Starring: Tsai Chin, Hsiao-Yuan Ha, Michael Tow, Woody Fu, Mason Yam
Distributor: Vendetta Films
Runtime: 87 mins. Reviewed in Nov 2020
How lucky is lucky? And, who is Grandma?
This is a Chinese story, a story in the Chinese community in New York City, quite a vivid portrayal of the neighbourhood, the families, speaking Mandarin and Cantonese (but many of the next-generation becoming more Americanised), the range of customs, food, and the domination of local protection gangs. Quite a context.
Grandma is 80. However, this review needs to offer some praise for the actress who plays Grandma, Tsai Chin, from a classic Chinese acting family, training in London, entering her film career with the voice of Tokyo Rose in The Bridge on the River Kwai, making several Fu Manchu thrillers with Christopher Lee, twice a Bond Girl, and a career of more than 60 years in film and television in England and the United States including The Joy Luck Club!
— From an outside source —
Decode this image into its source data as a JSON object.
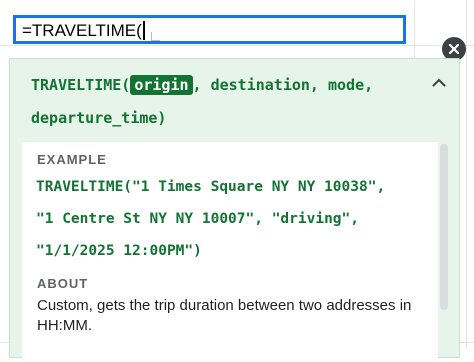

And, her age at the time of portraying Grandma, a vigorous 85.
During the opening credits, Grandma goes to a fortuneteller with her various signs, cards, symbols – and the judgment that 28 October will be a very lucky day for journalling. Of course, it is and it isn’t. Her family want to move out of her apartment and live with them but she wants independence and withdraws all her money from the bank and goes on a bus expedition to a casino. She presumes on her luck and bets on the number eight, the lucky number, and plays all the games, winning until….
Tsai Chin plays Grandma as a tough cookie (perhaps an understated description for this cantankerous, determined old lady or, rather, old girl). And much is made of her characteristics symbol – the perennial cigarette, defiantly lit, inhaled, dangling from her lips. She makes quite an impression – and you might not like to encounter her in a dark alley on a dark night!
Actually, on the bus home, her luck changes but you will need to see the movie to find out how this could be.
Gangsters threaten Grandma and she goes to one of the local gangs to bargain for a bodyguard for a week, $5000 but cut rate to $2000 for the tall big softy she gets, Big Pong, Hsiao Yuan Ha, affable but often enough earning his fee! The local thugs are rather leering and presumptuous about dominating Grandma. Which means that there are some tough sequences, some funny sequences, some slapstick.
One presumes that there is an eager Chinese audience all around the world who will enjoy encountering Grandma – even though they might avoid her in real life! And, for wider audiences who might enjoy something different, they might be in luck in going to see Lucky Grandma.